Rejected Omega Was Told to Sing the Luna Hymn as a Joke – But Her Voice Left the Alpha King Speechless
You’re Everything
Tears were streaming down my face now.
“How can you love me? I’m nobody. I’m nothing.”
“You’re everything,”
the beast growled.
“You’re brave and clever and kind to monsters. You see broken things and don’t try to fix them; you just sit with them in the dark and make the darkness less lonely. You sang grief into beauty and turned survival into purpose. And you looked at us—split and cursed and damaged—and chose to stay anyway.”
“Because I had nowhere else to go.”
“Liar.”
The beast’s voice was gentle.
“You could have refused. Could have begged your father to take you back. Could have fled to another territory. Could have found a hundred ways to escape. But you stayed. Not because you had to, but because you wanted to.”
The truth of it slammed into me. I’d been telling myself this was survival, that I was just making the best of a bad situation, that my feelings were gratitude mixed with loneliness.
The Terrible Revelation
But that was a lie I’d been hiding behind. The truth was simpler and more terrifying.
I’d fallen in love with a cursed king and his beast heart.
I’d fallen in love with the way Charles explained complex politics with patience and respect, with the way he listened to my thoughts like they mattered, with his rare smiles and his tired eyes and his determination to be good despite being broken.
And I’d fallen in love with the beast’s honesty, with its riddles and its fierce protectiveness, and the way it said beautiful things without hesitation or shame.
I’d fallen in love with both halves, which meant…
“Oh,”
I breathed.
The beast’s eyes gleamed.
“You understand now? The curse? The condition?”
The Point of No Return
My heart was racing. Someone has to love both halves. Someone has to see you wholly and choose you anyway.
“And do you?”
the beast asked quietly.
“Do you see us wholly, Catherine? Do you choose us?”
This was the moment, the point of no return. I could lie, could say I needed more time, more certainty, more proof this was real. Or I could be brave enough to speak truth.
I stood, walking across the chamber until I was directly in front of the cage. I was close enough that I could feel heat radiating from the beast’s fur, close enough to see my reflection in its burning eyes.
“I see you,”
I said clearly.
“Both of you. King and beast, thought and feeling, mind and heart. I see all of it: the loneliness and the hope, the fear and the courage, the curse and the man beneath. And I…”

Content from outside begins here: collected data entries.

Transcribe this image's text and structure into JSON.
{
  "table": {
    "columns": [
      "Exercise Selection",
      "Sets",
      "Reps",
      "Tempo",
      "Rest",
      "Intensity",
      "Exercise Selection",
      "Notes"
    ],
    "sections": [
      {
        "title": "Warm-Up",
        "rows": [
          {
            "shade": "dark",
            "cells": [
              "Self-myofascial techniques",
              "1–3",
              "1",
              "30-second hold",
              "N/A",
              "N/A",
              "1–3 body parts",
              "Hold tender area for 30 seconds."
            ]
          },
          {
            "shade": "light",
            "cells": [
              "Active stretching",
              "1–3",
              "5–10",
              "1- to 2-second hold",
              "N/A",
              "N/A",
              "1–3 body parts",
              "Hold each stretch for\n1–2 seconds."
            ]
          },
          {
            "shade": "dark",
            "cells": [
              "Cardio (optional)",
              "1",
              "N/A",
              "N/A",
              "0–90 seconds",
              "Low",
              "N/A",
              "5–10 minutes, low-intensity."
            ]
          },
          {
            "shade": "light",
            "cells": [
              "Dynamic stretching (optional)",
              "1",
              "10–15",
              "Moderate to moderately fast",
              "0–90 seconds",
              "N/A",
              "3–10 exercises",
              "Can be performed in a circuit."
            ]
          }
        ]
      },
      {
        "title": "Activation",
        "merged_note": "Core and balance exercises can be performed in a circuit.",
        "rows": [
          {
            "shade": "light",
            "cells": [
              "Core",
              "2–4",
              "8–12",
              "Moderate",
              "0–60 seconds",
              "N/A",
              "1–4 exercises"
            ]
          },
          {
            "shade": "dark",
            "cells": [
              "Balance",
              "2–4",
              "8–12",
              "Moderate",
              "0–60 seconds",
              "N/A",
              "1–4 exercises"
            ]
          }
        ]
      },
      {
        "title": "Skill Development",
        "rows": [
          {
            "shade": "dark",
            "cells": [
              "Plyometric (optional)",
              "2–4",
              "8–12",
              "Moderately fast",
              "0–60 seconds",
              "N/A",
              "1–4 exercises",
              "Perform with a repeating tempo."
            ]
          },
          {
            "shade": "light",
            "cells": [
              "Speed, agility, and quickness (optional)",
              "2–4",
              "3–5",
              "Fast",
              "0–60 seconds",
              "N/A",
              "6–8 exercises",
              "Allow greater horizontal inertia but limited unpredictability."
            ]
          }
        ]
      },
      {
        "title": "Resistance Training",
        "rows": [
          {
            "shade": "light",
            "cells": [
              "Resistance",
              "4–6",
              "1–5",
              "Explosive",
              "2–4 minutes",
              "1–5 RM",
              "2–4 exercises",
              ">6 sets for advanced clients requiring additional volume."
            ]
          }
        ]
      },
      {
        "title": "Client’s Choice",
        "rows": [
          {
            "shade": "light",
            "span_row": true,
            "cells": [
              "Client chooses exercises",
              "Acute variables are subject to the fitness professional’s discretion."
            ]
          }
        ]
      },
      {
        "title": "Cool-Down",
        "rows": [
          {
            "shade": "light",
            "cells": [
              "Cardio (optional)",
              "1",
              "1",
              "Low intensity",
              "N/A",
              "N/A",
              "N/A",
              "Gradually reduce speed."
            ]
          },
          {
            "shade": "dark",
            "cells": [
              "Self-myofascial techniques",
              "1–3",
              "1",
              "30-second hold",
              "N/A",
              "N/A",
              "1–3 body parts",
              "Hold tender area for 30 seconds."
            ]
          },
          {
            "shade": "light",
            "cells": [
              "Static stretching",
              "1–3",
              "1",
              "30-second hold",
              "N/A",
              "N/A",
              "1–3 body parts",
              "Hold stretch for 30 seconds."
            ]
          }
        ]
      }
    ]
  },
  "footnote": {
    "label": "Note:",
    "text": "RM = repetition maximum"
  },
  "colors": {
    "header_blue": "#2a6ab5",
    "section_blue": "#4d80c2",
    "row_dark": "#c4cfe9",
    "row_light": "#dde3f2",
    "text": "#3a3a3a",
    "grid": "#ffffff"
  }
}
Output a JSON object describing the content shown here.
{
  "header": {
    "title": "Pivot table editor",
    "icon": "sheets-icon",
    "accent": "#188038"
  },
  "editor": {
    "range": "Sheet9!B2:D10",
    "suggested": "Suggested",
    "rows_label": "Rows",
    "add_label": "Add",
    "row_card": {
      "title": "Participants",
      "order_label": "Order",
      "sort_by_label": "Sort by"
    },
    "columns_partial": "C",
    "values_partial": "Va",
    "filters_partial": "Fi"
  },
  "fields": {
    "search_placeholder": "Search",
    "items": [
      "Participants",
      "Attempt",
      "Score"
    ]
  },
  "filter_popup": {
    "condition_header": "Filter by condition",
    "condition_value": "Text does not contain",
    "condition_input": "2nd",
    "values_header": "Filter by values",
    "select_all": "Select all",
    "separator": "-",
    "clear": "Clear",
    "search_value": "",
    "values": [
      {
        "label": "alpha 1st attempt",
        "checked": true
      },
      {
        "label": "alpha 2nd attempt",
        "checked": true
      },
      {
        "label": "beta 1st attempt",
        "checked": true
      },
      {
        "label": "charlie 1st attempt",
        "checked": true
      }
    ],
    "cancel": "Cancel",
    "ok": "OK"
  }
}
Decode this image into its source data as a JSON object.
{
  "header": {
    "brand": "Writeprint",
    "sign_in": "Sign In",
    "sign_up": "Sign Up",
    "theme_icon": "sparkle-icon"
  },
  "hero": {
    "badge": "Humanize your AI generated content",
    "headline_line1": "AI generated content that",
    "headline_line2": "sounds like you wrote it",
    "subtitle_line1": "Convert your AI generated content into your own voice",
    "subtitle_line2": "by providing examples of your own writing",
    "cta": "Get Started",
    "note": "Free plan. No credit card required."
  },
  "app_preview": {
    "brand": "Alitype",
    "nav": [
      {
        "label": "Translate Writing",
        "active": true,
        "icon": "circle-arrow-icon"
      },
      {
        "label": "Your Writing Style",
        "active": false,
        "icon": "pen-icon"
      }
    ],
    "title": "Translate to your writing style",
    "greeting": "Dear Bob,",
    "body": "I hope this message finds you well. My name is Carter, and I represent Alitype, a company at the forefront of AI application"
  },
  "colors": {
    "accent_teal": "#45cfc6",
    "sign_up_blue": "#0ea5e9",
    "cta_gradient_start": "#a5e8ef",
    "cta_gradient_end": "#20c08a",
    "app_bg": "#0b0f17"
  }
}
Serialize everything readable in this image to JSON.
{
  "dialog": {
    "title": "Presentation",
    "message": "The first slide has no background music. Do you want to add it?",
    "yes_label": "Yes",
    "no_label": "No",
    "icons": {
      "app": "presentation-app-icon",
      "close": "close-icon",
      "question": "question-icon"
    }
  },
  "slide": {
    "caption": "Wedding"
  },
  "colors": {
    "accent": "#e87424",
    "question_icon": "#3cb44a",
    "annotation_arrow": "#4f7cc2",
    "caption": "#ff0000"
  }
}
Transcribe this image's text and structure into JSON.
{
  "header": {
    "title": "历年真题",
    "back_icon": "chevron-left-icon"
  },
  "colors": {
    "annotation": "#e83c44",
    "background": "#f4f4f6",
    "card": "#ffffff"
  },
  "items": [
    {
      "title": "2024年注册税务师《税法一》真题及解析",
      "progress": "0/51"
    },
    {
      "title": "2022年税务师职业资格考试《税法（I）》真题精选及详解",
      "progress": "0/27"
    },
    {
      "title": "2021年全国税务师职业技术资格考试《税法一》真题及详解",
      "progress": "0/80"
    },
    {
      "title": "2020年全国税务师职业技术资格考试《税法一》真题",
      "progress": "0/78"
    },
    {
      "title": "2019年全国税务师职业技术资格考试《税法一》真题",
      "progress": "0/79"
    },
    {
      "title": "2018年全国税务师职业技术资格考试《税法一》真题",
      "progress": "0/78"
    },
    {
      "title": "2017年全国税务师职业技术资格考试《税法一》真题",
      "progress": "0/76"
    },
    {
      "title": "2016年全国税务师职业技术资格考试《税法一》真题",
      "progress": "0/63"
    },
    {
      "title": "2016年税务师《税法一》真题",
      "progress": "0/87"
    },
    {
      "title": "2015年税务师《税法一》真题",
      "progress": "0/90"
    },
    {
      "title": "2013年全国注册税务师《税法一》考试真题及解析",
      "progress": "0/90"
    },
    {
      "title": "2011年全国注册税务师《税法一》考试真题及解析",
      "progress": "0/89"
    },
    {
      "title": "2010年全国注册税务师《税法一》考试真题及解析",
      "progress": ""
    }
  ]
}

My voice broke. The beast waited, perfectly still.
“I love you,”
I whispered.
“Both of you. Wholly.”
Loving a Soul Split in Two
“I didn’t mean to. I didn’t plan to. But somewhere between riddles and history lessons, between promises and patience, I fell in love with a soul split in two. And I don’t want you whole if it means losing either half. I want all of you, exactly as you are.”
The silence that followed was absolute. Then the beast spoke, its voice shaking.
“Say it again.”
“I love you. I choose you. Both of you. Always.”
Light exploded through the chamber—pure white, blinding light that poured from the beast’s body like sunrise breaking through storm clouds. I threw up my hand to shield my eyes, stumbling backward.
The magic that had held for five years shattered like glass. The beast roared, not in pain, but in release, as its form began to shift.
But this transformation was different. There was no agony, no screaming—just light and change and the sound of chains breaking.
The Curse is Broken
When the brilliance finally faded, I lowered my hand and saw Charles.
Not the king in the cage at dawn, exhausted and broken; not the beast at night, powerful but separated—just Charles. He was standing in the ruins of his cage, whole and human and free.
His gray eyes were wide with shock. He looked down at his hands, flexing fingers that should have been claws. He touched his face, his chest, confirming he was solid and real and singular.
“The curse,”
he breathed.
“It’s broken.”
“The curse is broken,”
I repeated, hardly daring to believe it.
He crossed the space between us in three strides, and then his hands were on my face, tilting it up to his.
“You love me.”
“I love you. Both halves. All of you.”
I confirmed:
“Every part.”
Whole and Complete
Then he was kissing me—desperately, deeply, like a man drowning who just found air. His lips were soft and urgent, his hands shaking as they framed my face. I kissed him back with everything I had.
When we finally broke apart, both gasping, he pressed his forehead to mine.
“I’m whole,”
he whispered, wonder in his voice.
“For the first time in five years, I’m whole. I can feel everything again—the beast’s emotions, but integrated, part of me instead of separate. Like I’m finally…”
He swallowed hard.
“Finally complete.”
“How does it feel?”
“Like waking up. Like coming home.”
He pulled back just enough to look at me.
“Like finding the part of my soul I didn’t know was missing.”
I smiled through tears.
“That’s the worst poetry I’ve ever heard.”